Je suis déforable au décret pour les raisons suivantes :
• La volonté de simplification administrative conduit à une réduction écologique du sujet : le bocage est traité comme un simple alignement arboré, sans prise en compte de sa structure (arbres, arbustes, strate herbacée, talus), de sa dynamique ni de ses interactions paysagères.
• Le texte juxtapose objectifs de protection et procédures de destruction, créant un cadre contradictoire qui ne garantit pas la conservation des continuités écologiques.
• Les éléments naturalistes sont quasi absents : aucune typologie des haies, aucun rappel de leur rôle dans la trame verte, leurs fonctions hydrologiques, microclimatiques, ou leurs contributions à la biodiversité ordinaire et patrimoniale.
• L’absence de définition fonctionnelle de la haie (haie arborée, arbustive ou simples fourrés, talutée ou à plat, ourlets, lisières…) traduit une méconnaissance du gradient écologique réel présent dans les réseaux bocagers.
• Les bocages sont des écosystèmes complexes : refuges à insectes, corridor pour les chiroptères, zones d’hivernage, ressources trophiques, structures culturales historiques. Leur valeur n’est pas prise en compte dans les critères du décret.
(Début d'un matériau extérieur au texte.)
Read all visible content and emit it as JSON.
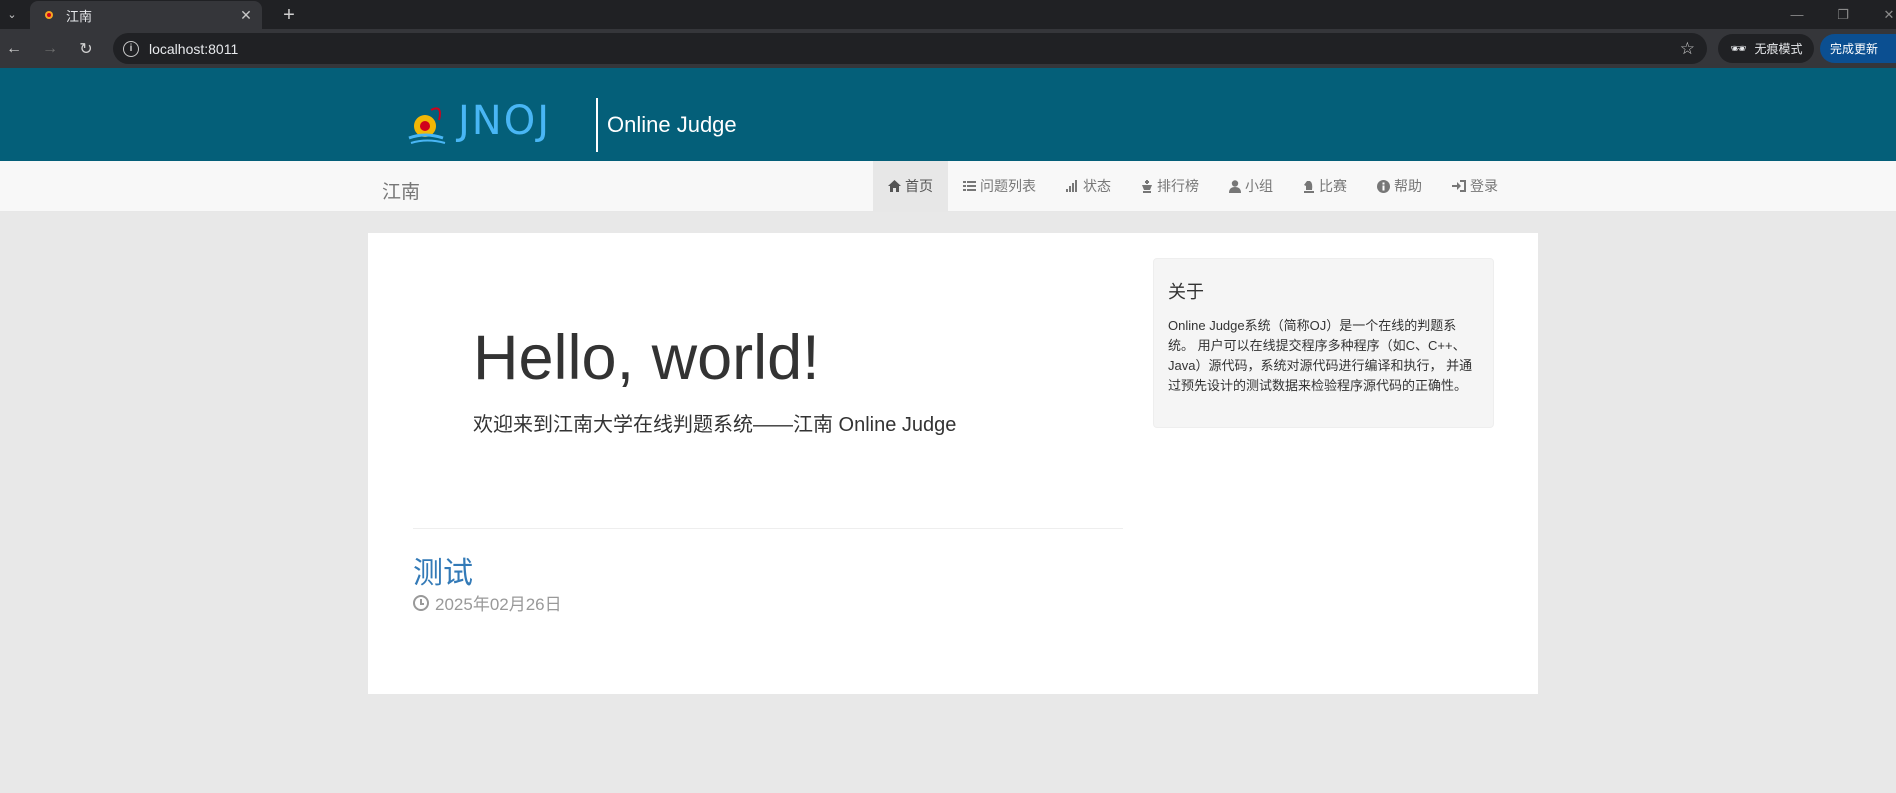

• Distinguer « haie remarquable » et « haie banale » n’a pas de sens écologique à l’échelle du réseau bocager : sa fonctionnalité découle du maillage complet, pas de quelques éléments isolés.
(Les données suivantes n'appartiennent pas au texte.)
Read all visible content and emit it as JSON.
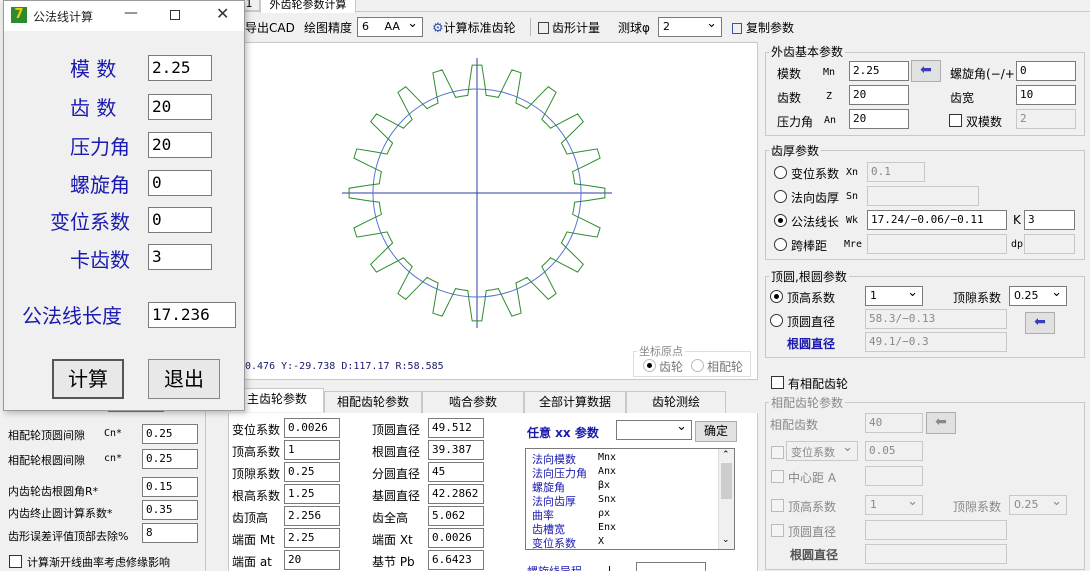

• Les régimes de déclaration / autorisation sont peu lisibles. L’unique critère explicite — présence d’espèces protégées — ignore la biodiversité discrète ou difficile à détecter, comme les invertébrés saproxyliques (qui vivent dans le bois en décomposition), ou les espèces saisonnières.
• Le texte induit une logique dangereuse : pas d’espèces protégées détectées = haie banale = destruction plus facile. Cela ignore les limites des prospections, les variations saisonnières et la complexité des communautés faunistiques et floristiques.
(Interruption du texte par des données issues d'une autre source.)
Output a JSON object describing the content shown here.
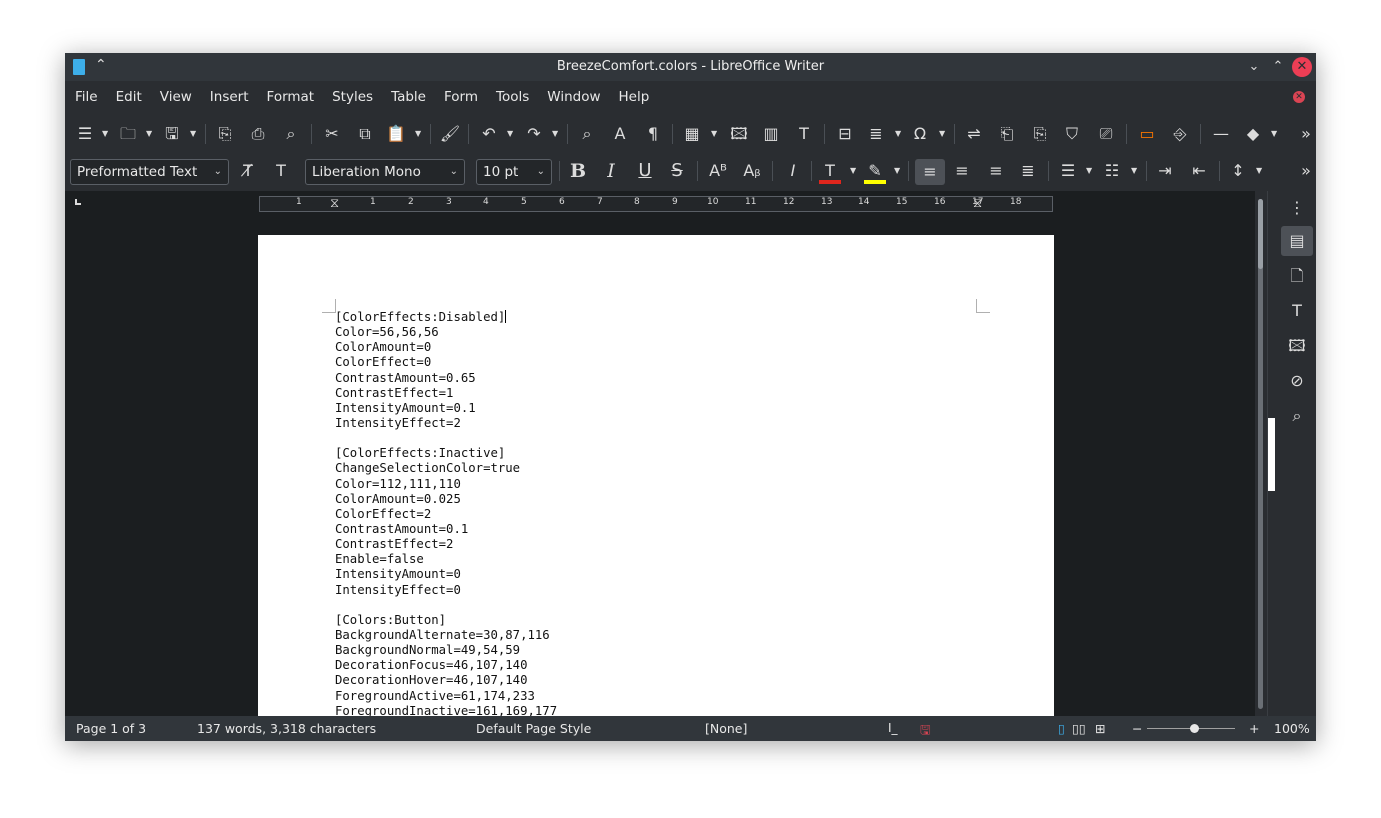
{
  "window": {
    "title": "BreezeComfort.colors - LibreOffice Writer",
    "keep_above_glyph": "⌃",
    "minimize_glyph": "⌄",
    "maximize_glyph": "⌃",
    "close_glyph": "✕"
  },
  "menu": [
    "File",
    "Edit",
    "View",
    "Insert",
    "Format",
    "Styles",
    "Table",
    "Form",
    "Tools",
    "Window",
    "Help"
  ],
  "formatting": {
    "paragraph_style": "Preformatted Text",
    "font_name": "Liberation Mono",
    "font_size": "10 pt",
    "bold": "B",
    "italic": "I",
    "underline": "U",
    "strike": "S"
  },
  "ruler": {
    "numbers": [
      "1",
      "1",
      "2",
      "3",
      "4",
      "5",
      "6",
      "7",
      "8",
      "9",
      "10",
      "11",
      "12",
      "13",
      "14",
      "15",
      "16",
      "17",
      "18"
    ]
  },
  "document": {
    "lines": [
      "[ColorEffects:Disabled]",
      "Color=56,56,56",
      "ColorAmount=0",
      "ColorEffect=0",
      "ContrastAmount=0.65",
      "ContrastEffect=1",
      "IntensityAmount=0.1",
      "IntensityEffect=2",
      "",
      "[ColorEffects:Inactive]",
      "ChangeSelectionColor=true",
      "Color=112,111,110",
      "ColorAmount=0.025",
      "ColorEffect=2",
      "ContrastAmount=0.1",
      "ContrastEffect=2",
      "Enable=false",
      "IntensityAmount=0",
      "IntensityEffect=0",
      "",
      "[Colors:Button]",
      "BackgroundAlternate=30,87,116",
      "BackgroundNormal=49,54,59",
      "DecorationFocus=46,107,140",
      "DecorationHover=46,107,140",
      "ForegroundActive=61,174,233",
      "ForegroundInactive=161,169,177"
    ]
  },
  "status": {
    "page": "Page 1 of 3",
    "words": "137 words, 3,318 characters",
    "page_style": "Default Page Style",
    "language": "[None]",
    "zoom": "100%",
    "zoom_level": 1.0
  },
  "colors": {
    "accent": "#3daee9",
    "close_red": "#ed3e55",
    "font_color_bar": "#e0261d",
    "highlight_bar": "#ffff00"
  }
}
• L’évaluation écologique de la haie est laissée dans le flou : méthodes non précisées, absence de protocole standardisé, pas de référence à l’écologie du paysage.
• La séquence Éviter – Réduire – Compenser (ERC) est tronquée : seule la compensation est évoquée. Les étapes d’évitement (cartographie fine, recherche d’alternatives) ne sont pas exigées.
• Les mesures de compensation reposent quasi exclusivement sur des plantations, sans considérer la régénération naturelle, les dynamiques de recolonisation, ni la valeur patrimoniale des talus anciens. On confond recréation de linéaire et restauration fonctionnelle, ce qui est scientifiquement infondé.
• Compenser un linéaire par un linéaire est une approche quantitative mais pas qualitative : âge, largeur, structure, réseaux racinaires, sols associés, communautés animales et végétales originales et complexes, continuités ne sont pas reproductibles à court terme. Le gain écologique n’est pas démontré.
• Les contraintes du calendrier d’intervention ne mentionnent que les oiseaux, ignorant totalement les cycles biologiques des chauves-souris, insectes, reptiles, amphibiens et plantes. Approche insuffisamment naturaliste et systémique.
• Le décret semble surtout pensé pour les aménageurs dotés de bureaux d’étude, et peu applicable aux agriculteurs, pourtant au cœur de la gestion des haies.
• Les sanctions et contrôles ne sont pas précisés : pas de garantie de protection réelle.
• Enfin, l’« avis favorable » automatique en cas d’absence de réponse administrative constitue un risque évident pour la biodiversité et devrait être inversé en « avis défavorable ».
En résumé
Le projet de décret méconnaît les réalités écologiques des haies et du bocage, manque de rigueur scientifique et affaiblit fortement la protection des haies. Il ouvre la voie à des destructions difficilement compensables et contraires à la conservation des continuités écologiques.